Well, seeing how the game is based on Dave’s table-top RPG books, “The New Epoch”, when Dave, Joey and Mark first teamed up to make it into a browser game, due to a shortage of funds at the time, the resources that they had access to were really limited –a Unity3D program, a server program, a client program, and a handful of ambitious self-taught developers; that was all we had. We knew that we had to keep the size of the project feasible. Considering that a 3D real-time browser-based ARPG requires at least ten times what we had, we settled on semi-real time combat system. Plus, well, combat in the books is played out in turns, so it made sense.
(We still had fun with it though. Yeah, torch those Ratlings!)

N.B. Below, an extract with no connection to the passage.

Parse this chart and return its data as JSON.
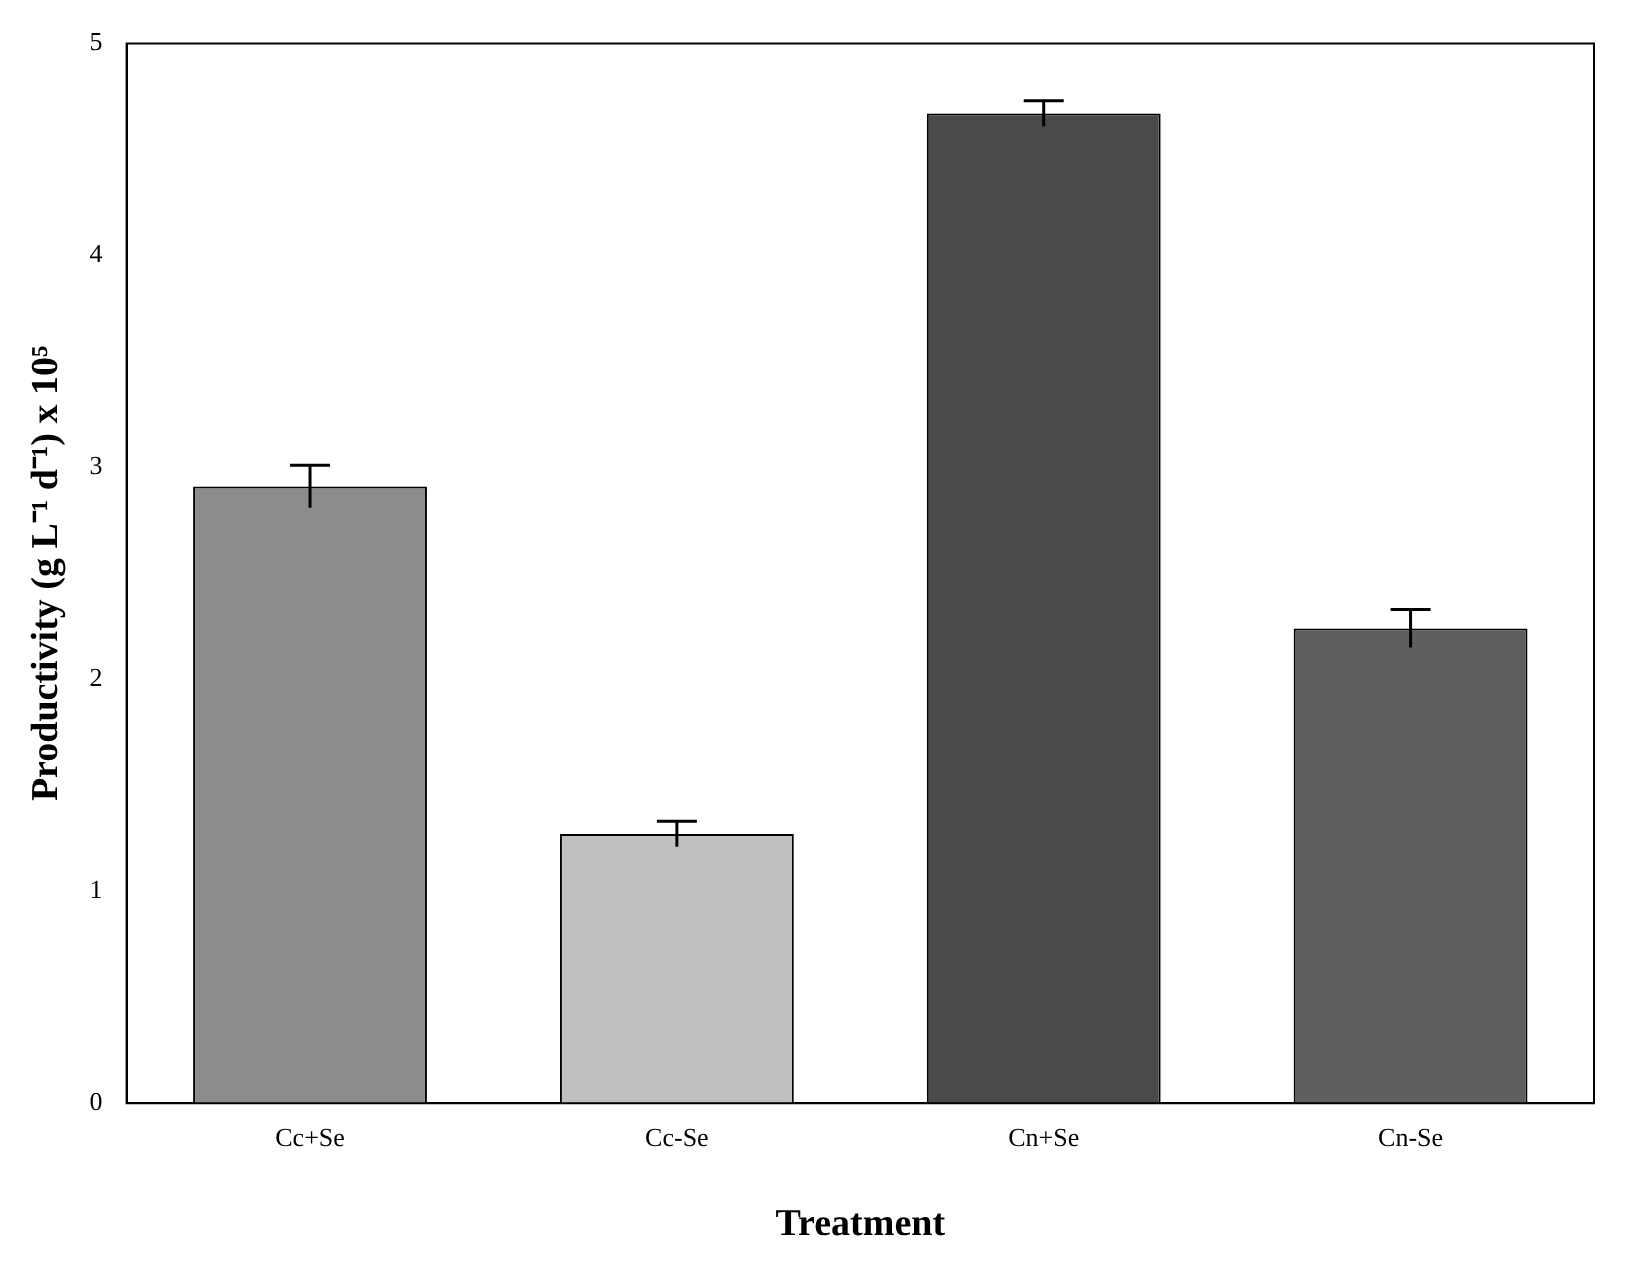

As development moved forward and our handle of Unity3D improved, our ambitions grew. We wanted fast-paced and fun real-time combat, rather than the snail-paced waiting game we had. We thought long and hard about the possibility of completely overhauling the combat system, but we hit a bit of a snag. It turned out it wasn’t as easy as it seemed. We couldn’t just get rid of the cool-down bar and make it a real time game… Taking into account the data that needs to be processed on the server-side, the protocol modules on the client-side, the movement synchronization, even the monster AI is different in some of the key algorisms for a real time ARPG… As such, almost everything – from the art resources to the codes, from the server to the client, everything would have to be refashioned or refactored. With the people we had, it could take years to do it all again from scratch! And the budget was already running pretty low…

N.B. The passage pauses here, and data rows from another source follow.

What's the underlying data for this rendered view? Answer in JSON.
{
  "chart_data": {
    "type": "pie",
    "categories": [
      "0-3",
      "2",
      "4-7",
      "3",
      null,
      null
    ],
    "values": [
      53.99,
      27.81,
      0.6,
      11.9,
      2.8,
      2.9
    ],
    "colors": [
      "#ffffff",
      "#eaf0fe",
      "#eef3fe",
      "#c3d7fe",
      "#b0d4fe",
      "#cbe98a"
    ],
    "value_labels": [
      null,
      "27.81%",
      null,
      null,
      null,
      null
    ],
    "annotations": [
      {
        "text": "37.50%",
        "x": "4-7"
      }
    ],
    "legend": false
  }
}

But then out of nowhere we got funding. Once the team grew large enough (though still very much a small team compared to other major game companies), we took the plunge and refactored nearly 90% of the code!
It was a lot of work. We worked crazy hours nearly every night to try to get the Pre-Alpha Sneak Peek ready by the end of February, earlier this year. And we made it, somehow. It was a proud moment when we saw those first players step into a game we had created. Months of sleepless nights were finally paying off.
Although that old version of City of Steam never saw the light of day, it was still one of the most important stages in our development process. We learned so much from toying with Unity3D, and found how to push our limits with the overhaul. Now with the Closed Beta Test around the corner, we can’t wait to show you how far the game has come.
Had any challenges you had to overcome before? Of course you do, we’ve all had!
City of Steam Dev Team
Note: Apologies go out to Mark, as CoS was first worked on by (correction made above) Dave, Joey and Mark, not Andrew. Mark contributed significantly to the project and we're sorry about the slip.